Take five tyre brands, each with family car offerings at a similar price point. The tyres are all much of a muchness and they’re priced within $20 of each other. However one offers a warranty that replaces the tyre in the event of damage – hitting a pothole, smacking the pavement, or a rogue bit of metal on the motorway are all covered. I know which one I’m grabbing, even if it is at the higher end of that narrow price band because I’m buying peace of mind that might just make future dealings with this grudge purchase less onerous. Yes, I'm getting a free grudge (insurance) with my grudge (tyres) but it's better than the poke in the eye with a sharp stick that I'm getting from the rest of the usual suspects.

Consider five car insurance policies. Anyone who’s called around to get quotes on car insurance knows that the rates are often pretty darn close to each other and the call centre experience is exactly the same regardless of which company you call. However, let’s say one insurer offers free roadside rescue to policyholders. That’s compelling. Or a ten percent cash-back offer at the end of the year if you don’t make a claim – not as compelling perhaps, but still a step up from the three-eighths of nothing you get from the others. 

There are problems with value-added solutions though – first, they cost money, which has to come from somewhere and second, they’re easily copied by the competition. As soon as one insurer offers a cash-back scheme, the rest follow with a similar deal. Offer a free 20-liter chilly bin with your product or service and your opposition might well up the ante with a 36-litre model. This is where improving the customer’s experience makes more sense. 

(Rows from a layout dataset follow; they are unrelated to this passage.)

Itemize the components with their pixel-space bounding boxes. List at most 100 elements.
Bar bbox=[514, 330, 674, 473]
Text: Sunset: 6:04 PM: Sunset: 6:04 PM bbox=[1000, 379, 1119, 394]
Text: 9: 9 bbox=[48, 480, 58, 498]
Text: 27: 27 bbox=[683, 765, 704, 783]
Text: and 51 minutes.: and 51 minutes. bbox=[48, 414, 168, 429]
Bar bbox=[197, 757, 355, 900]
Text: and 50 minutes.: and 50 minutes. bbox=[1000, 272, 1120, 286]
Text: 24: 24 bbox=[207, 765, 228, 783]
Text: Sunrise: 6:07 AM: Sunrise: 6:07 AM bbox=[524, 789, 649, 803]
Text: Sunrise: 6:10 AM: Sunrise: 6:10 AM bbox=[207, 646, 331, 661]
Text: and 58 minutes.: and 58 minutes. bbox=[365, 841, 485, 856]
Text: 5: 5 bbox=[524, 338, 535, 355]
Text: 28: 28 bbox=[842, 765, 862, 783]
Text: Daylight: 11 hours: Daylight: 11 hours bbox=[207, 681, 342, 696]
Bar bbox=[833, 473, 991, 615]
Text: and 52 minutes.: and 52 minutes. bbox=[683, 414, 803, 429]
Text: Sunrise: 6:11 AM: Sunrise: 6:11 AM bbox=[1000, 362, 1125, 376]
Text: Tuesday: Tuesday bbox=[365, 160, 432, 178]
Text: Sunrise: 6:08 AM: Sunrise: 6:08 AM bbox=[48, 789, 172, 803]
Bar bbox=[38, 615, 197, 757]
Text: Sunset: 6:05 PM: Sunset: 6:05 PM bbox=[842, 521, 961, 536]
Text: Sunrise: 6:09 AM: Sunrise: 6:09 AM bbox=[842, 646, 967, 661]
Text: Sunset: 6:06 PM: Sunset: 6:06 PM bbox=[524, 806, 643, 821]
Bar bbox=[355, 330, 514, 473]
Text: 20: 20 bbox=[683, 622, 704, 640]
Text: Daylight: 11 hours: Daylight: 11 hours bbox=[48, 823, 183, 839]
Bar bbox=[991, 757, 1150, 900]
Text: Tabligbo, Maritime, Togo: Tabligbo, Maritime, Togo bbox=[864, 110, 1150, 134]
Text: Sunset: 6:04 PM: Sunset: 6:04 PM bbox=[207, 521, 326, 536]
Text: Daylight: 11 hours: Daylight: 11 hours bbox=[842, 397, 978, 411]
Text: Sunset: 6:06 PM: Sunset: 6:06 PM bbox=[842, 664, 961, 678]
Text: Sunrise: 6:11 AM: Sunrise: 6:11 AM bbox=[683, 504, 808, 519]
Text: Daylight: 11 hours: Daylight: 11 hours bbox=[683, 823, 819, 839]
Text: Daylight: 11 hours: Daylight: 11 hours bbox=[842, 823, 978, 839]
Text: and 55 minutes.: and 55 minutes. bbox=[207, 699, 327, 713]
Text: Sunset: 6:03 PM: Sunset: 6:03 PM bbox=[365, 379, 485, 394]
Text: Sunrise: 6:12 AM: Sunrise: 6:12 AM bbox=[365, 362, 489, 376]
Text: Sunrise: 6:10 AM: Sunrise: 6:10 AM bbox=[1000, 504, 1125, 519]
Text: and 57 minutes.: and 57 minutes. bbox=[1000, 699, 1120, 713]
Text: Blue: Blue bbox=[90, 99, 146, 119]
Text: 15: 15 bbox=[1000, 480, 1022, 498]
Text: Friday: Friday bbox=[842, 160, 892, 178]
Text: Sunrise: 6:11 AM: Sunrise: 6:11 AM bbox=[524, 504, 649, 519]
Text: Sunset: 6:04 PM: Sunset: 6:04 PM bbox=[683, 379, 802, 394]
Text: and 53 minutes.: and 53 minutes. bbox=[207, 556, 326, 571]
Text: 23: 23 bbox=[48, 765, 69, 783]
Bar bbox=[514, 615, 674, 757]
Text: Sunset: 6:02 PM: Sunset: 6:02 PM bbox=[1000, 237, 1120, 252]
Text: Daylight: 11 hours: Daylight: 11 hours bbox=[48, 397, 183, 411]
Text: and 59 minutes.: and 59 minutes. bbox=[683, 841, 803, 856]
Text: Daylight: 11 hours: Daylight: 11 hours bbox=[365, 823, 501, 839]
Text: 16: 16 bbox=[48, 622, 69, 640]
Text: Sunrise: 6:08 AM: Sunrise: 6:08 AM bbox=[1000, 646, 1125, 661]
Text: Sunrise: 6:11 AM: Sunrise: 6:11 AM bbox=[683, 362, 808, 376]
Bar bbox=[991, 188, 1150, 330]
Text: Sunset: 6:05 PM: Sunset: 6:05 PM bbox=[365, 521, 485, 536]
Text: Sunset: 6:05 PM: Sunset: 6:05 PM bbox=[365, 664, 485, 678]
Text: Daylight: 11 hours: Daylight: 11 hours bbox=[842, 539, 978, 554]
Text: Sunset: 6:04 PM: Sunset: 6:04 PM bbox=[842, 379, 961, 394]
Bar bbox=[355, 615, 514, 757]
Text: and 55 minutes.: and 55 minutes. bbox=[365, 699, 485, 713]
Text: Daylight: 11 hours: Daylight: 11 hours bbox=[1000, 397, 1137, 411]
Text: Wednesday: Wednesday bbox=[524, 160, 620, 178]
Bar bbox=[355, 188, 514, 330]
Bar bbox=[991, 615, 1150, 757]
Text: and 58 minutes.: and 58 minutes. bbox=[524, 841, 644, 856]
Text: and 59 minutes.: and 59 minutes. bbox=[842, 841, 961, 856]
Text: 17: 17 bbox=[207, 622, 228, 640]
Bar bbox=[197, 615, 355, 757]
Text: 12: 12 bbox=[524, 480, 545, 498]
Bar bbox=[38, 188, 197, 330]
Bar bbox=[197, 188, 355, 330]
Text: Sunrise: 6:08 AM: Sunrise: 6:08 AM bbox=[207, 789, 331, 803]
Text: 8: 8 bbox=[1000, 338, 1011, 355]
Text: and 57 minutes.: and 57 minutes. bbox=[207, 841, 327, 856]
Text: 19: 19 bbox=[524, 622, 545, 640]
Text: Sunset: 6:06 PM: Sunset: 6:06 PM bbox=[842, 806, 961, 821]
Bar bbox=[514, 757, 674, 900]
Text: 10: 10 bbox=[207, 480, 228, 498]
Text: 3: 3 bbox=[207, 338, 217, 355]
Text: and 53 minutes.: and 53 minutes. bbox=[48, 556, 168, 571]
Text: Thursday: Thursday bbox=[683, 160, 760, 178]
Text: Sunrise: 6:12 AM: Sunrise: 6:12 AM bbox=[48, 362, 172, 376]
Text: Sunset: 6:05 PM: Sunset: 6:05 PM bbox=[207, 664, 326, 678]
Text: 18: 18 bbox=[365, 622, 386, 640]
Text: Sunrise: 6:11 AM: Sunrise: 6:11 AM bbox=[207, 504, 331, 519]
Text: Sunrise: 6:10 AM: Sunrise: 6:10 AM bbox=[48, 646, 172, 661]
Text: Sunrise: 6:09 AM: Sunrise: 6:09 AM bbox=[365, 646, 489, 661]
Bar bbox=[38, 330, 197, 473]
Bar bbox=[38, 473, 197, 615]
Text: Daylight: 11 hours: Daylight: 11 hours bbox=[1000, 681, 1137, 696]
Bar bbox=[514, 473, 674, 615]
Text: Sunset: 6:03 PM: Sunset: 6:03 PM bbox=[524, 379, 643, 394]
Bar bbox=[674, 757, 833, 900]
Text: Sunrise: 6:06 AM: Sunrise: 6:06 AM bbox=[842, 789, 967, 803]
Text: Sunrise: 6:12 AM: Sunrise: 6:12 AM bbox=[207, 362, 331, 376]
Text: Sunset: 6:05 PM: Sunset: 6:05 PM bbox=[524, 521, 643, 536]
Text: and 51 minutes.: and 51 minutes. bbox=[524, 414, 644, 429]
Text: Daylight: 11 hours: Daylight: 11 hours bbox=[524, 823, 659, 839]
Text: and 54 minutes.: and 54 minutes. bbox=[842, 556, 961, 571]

For example, an insurer who guarantees to answer all inbound calls about claims in under three rings would stand out more than either of the two previous examples because they’re promising to reduce the pain their customers feel when dealing with the stress of a claim. No more “your call matters to us so please continue to hold while we show you how little it actually matters to us” on-hold marathons. That would definitely work for me and even though this option would be pricey and hard to implement, it would be both effective and tough for the competition to replicate in a hurry.

How about a tyre store that offers a premium service with a classy lounge, tasty coffee, piles of good magazines and even a plate of fresh pastries? That would attract a snobby Audi or Volvo driver’s attention in the same way that friends of mine won’t shop at “Pak and Scrap” because it’s just not as good an experience for them compared to their nearby local flash New World. Again, this type of premium service wouldn’t come cheap but it would be perfect for a select market, especially if the high-end tyres they were after cost the same as they do at the opposition down the road.

I find buying casual clothes to be something of a grudge purchase – it’s tough to find stuff that fits well and I’m not a brand junky at all. So why do I shop for casual gear at Farmers? It’s not because of the wide range of products, or the sale prices (although the latter surely has a lot to do with it). It’s because Farmers behaves more like an American company than any other in NZ when it comes to returns. Swapping items, exchanging gifts or getting credit notes is as easy as pie and this enhanced part of the customer experience makes me inclined to keep shopping there because it reduces my potential stress (again, I’m buying peace of mind).

Take any product that doesn’t genuinely have the marketing built into it. Picture it as a grudge purchase and imagine that you have to sell it to people who don’t want to buy it. Then find ways to sell it that don’t rely on the lowest price or the biggest advertising budget – ramp up the value in an innovative way or even better, improve the customer experience and you’ll sell more than the competition who’re just doing the same things they always did. 

That’s bloody obvious I hear you say, surely everyone in marketing looks beyond the basics? Well no, because this approach relies on an awareness of the big picture starting from the time the product and packaging are designed, and running right through to the way the consumer buys and uses the product. Many agencies can’t see the wood for the trees in this regard.